No difference found between two procedures for retinal reattachment
Conventional scleral buckling produced results similar to a more complex surgical procedure in the treatment of rhegmatogenous retinal detachment in a recently published study.
Hem K. Tewari, MD, and colleagues at the All India Institute of Medical Sciences in New Delhi randomized 44 consecutive eyes with uncomplicated, primary rhegmatogenous retinal detachments to undergo either 360° scleral buckling, cryopexy and external subretinal fluid drainage or 360· scleral buckling, pars plana vitrectomy, air-fluid exchange, endolaser and injection of 14% perfluoropropane gas. All eyes had clear media and unseen retinal breaks.

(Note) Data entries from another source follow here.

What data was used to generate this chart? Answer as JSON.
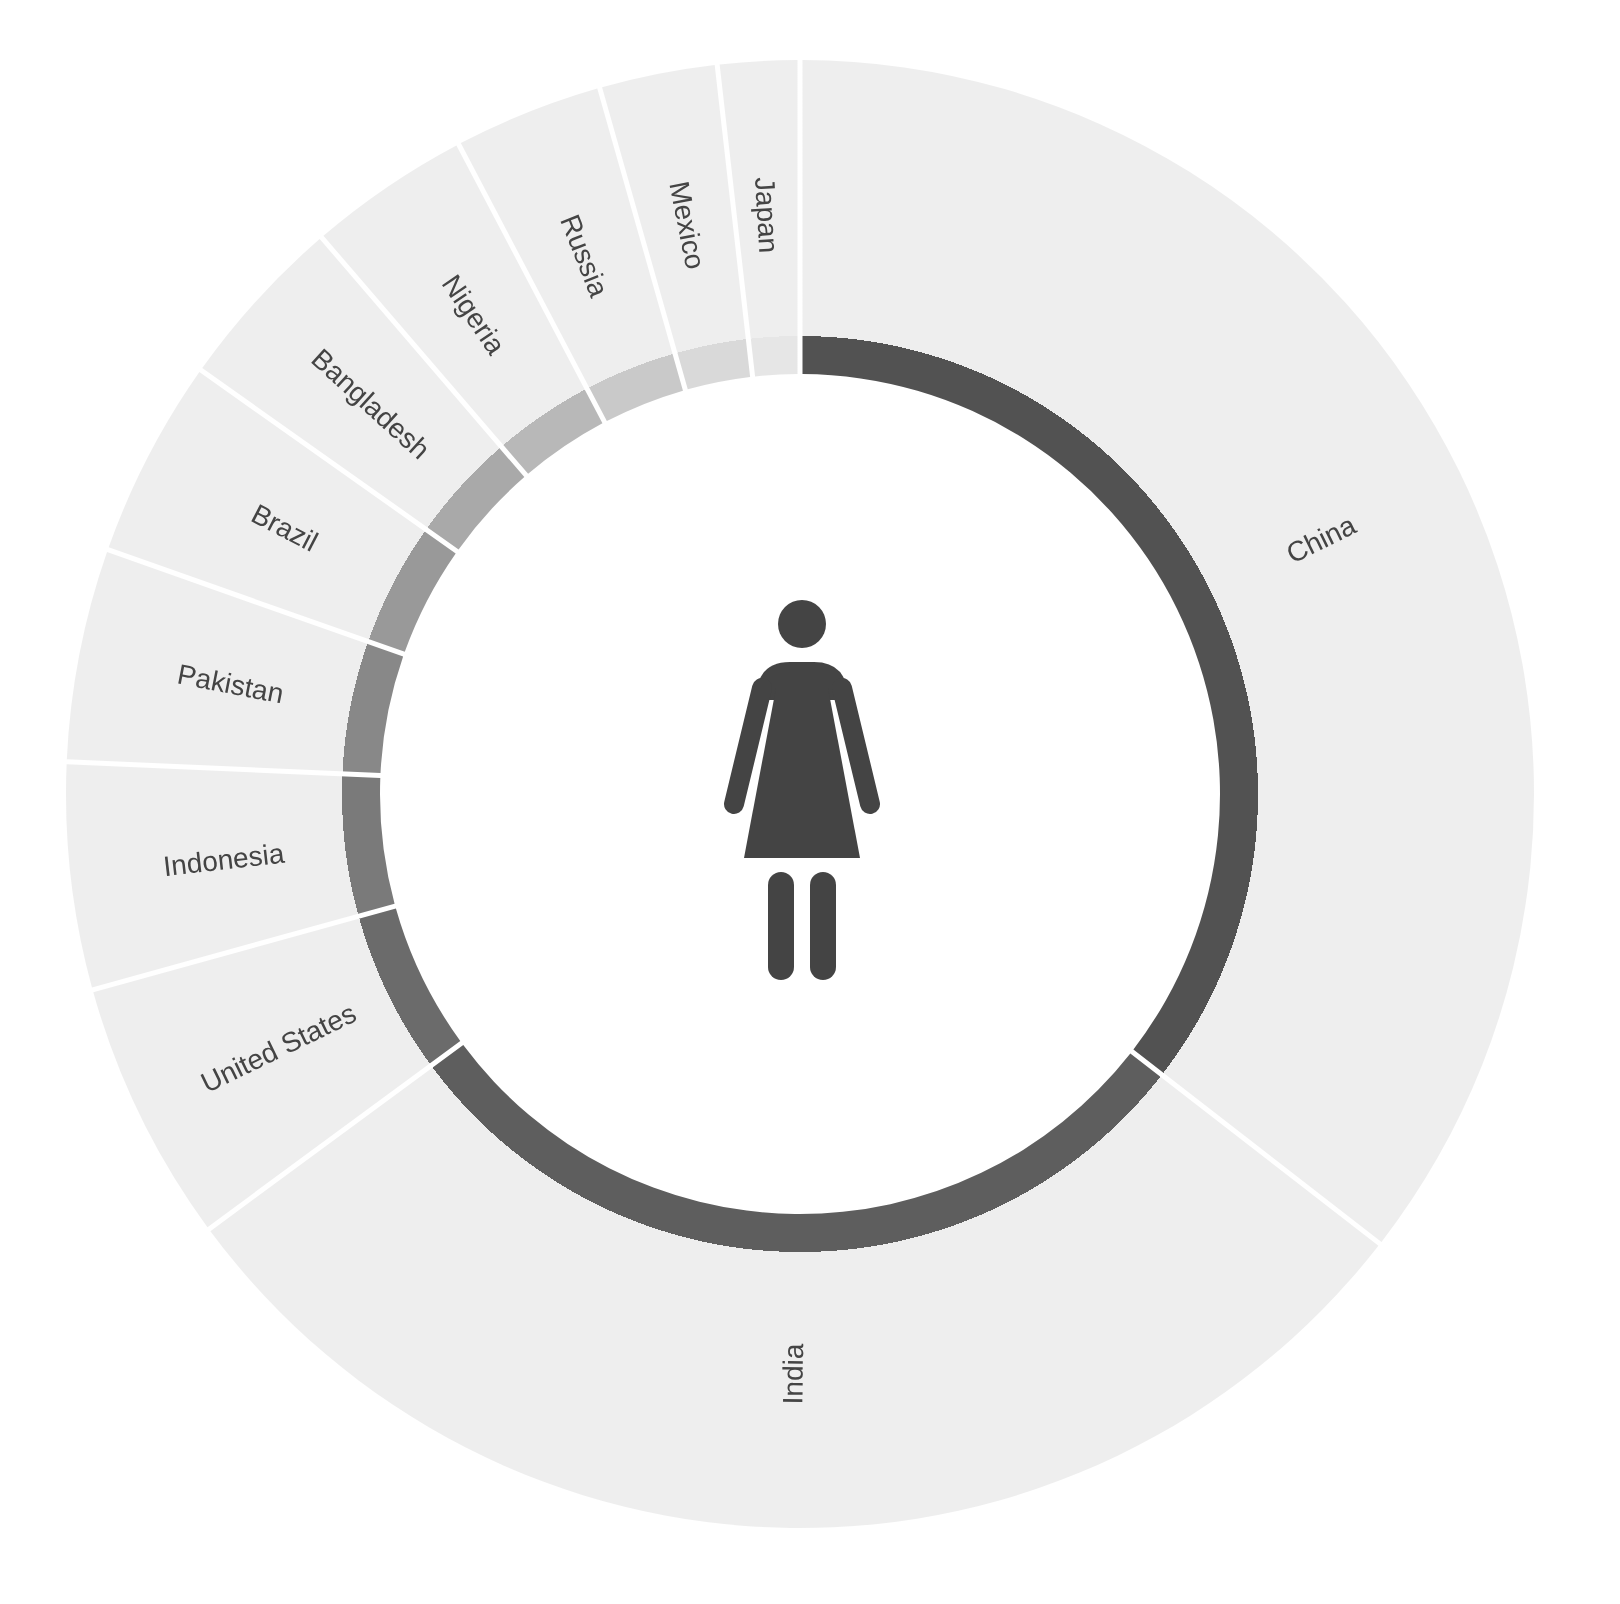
{
  "chart_data": {
    "type": "donut",
    "categories": [
      "China",
      "India",
      "United States",
      "Indonesia",
      "Pakistan",
      "Brazil",
      "Bangladesh",
      "Nigeria",
      "Russia",
      "Mexico",
      "Japan"
    ],
    "values": [
      35.5,
      29.4,
      5.8,
      5.0,
      4.7,
      4.4,
      3.9,
      3.6,
      3.3,
      2.6,
      1.8
    ],
    "colors": [
      "#525252",
      "#5e5e5e",
      "#6b6b6b",
      "#7a7a7a",
      "#888888",
      "#999999",
      "#a9a9a9",
      "#b8b8b8",
      "#c9c9c9",
      "#d9d9d9",
      "#e6e6e6"
    ]
  }
}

At 3 month follow-up there was no significant difference in primary reattachment rates between the two treatment groups, with an 80% reattachment rate for patients in the combined surgery group (16 of 20 cases) and 70% for patients in the scleral buckling group (14 of 20 cases).
Mean visual acuity (VA) improved significantly from preop in both groups, but there was no significant difference between the groups. Combined surgery patients had a mean postop VA of 6/60, and scleral buckling patients had a mean postop VA of 6/36.
The authors noted that more intraoperative and postoperative complications were seen in patients undergoing the combined procedure. The study is published in the October issue of Clinical & Experimental Ophthalmology.